Improvements in the Structural Integrity of Resin Based Combustible Cartridge Cases (CCC) at Elevated Temperatures

An advanced, solvent-less resin based Combustible Cartridge Case (CCC), designed to resolve the inherent problems of shrinkage and limited mechanical strength associated with the gelatinisation of nitrocellulose, has already been developed. The felt-moulded components contain thermoplastic polyvinyl acetate (PVAc) resin as the binder and the enhanced mechanical strength is achieved by carrying out hot compaction of dry felts at an elevated temperature (105 ± 2 °C).

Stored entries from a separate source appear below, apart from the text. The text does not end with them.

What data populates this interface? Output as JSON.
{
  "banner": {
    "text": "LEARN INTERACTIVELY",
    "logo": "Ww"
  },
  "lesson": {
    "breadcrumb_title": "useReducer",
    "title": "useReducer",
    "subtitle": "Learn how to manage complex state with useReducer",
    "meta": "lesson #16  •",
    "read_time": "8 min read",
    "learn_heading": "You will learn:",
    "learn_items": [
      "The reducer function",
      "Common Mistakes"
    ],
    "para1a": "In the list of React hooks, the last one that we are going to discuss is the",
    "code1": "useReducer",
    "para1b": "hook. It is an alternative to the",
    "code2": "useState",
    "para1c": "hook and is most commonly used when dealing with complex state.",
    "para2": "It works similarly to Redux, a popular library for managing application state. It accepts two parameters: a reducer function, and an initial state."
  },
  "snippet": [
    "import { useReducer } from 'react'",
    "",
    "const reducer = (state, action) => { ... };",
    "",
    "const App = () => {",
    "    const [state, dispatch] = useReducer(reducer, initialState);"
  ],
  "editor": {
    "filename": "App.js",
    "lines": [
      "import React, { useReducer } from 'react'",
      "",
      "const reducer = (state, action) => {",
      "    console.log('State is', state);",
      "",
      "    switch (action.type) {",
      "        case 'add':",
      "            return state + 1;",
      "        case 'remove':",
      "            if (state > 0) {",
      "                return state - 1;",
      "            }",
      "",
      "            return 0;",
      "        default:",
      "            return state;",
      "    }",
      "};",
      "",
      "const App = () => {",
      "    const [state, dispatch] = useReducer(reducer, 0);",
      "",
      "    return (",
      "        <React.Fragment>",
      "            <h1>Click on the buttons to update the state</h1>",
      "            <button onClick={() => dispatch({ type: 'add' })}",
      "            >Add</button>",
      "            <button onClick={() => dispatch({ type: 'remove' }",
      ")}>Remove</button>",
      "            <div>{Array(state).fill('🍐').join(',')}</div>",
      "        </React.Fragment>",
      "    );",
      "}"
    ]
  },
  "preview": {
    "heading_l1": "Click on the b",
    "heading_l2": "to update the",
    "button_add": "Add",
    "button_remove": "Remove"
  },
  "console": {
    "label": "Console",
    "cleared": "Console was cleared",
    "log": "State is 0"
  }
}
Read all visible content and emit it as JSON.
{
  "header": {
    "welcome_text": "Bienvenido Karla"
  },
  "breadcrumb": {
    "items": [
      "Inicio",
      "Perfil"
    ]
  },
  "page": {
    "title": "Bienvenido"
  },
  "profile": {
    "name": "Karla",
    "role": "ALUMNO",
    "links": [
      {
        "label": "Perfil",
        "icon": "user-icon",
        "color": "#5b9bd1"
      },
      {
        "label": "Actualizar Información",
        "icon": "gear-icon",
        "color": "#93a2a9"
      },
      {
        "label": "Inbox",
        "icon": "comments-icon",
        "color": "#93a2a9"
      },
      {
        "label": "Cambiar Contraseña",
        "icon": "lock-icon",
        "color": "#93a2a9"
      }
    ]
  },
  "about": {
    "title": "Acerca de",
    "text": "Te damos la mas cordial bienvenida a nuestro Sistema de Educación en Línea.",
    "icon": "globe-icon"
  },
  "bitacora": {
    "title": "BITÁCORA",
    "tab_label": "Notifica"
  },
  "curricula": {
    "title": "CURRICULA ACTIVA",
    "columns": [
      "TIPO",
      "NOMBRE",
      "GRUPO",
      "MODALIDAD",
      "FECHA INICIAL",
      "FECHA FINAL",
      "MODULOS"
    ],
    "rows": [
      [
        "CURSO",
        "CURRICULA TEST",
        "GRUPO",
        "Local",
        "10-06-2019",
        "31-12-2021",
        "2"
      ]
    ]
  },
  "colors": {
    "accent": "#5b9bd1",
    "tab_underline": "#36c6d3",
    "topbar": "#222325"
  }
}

Presently, resin based technology is adopted for tank gun ammunition and also for the developed modular CCCs, i.e. the Modular Combustible Case (MCC) for different types of artillery gun ammunition. However, during exhaustive trials conducted with the resin based CCCs in 120 mm tank gun ammunition at three temperatures, i.e. -10, 27 and 55 °C, severe geometrical deformation was noticed when the rounds were conditioned at 55 °C for 24 h., adversely affecting the loading of rounds into the gun chamber. This was attributed to the combined effects of softening of the resin at that temperature and the load of the projectile/ shell (14.4 kg) experienced by the CCC region during conditioning of the round in the horizontal mode. In order to resolve this problem of deformation, PVAc resin was required to be modified. The PVAc resin was modified to the form of a nanocomposite. PVAc nano composite was prepared by dispersing organically modified nano clay, i.e. Cloisite 30B, into the resin before making the CCCs. The nanocomposite of PVAc resin was characterized by FTIR, DMA, softening point measurement etc. The results showed a remarkable improvement in the glass transition temperature (Tg) and in the softening temperature of the modified PVAc resin. This modified PVAc resin was used to prepare CCCs. Furthermore, these CCCs were coated with hexamethylene diisocyanate (HMDI) on the inner and the outer surfaces. The isocyanate coating becomes crosslinked in the matrix, thereby improving the softening point as well as the mechanical properties of the CCCs. These modified CCCs were repeatedly tested at 55 and 60 °C for 24 h. After testing, it was found that no deformation had taken place and the assembled rounds were easily loaded into the gun chamber. The use of the PVAc nanocomposite in the preparation of resin based CCCs, followed by isocyanate coating, is an effective means of achieving the required improvement in structural integrity of the resin CCCs at elevated temperatures.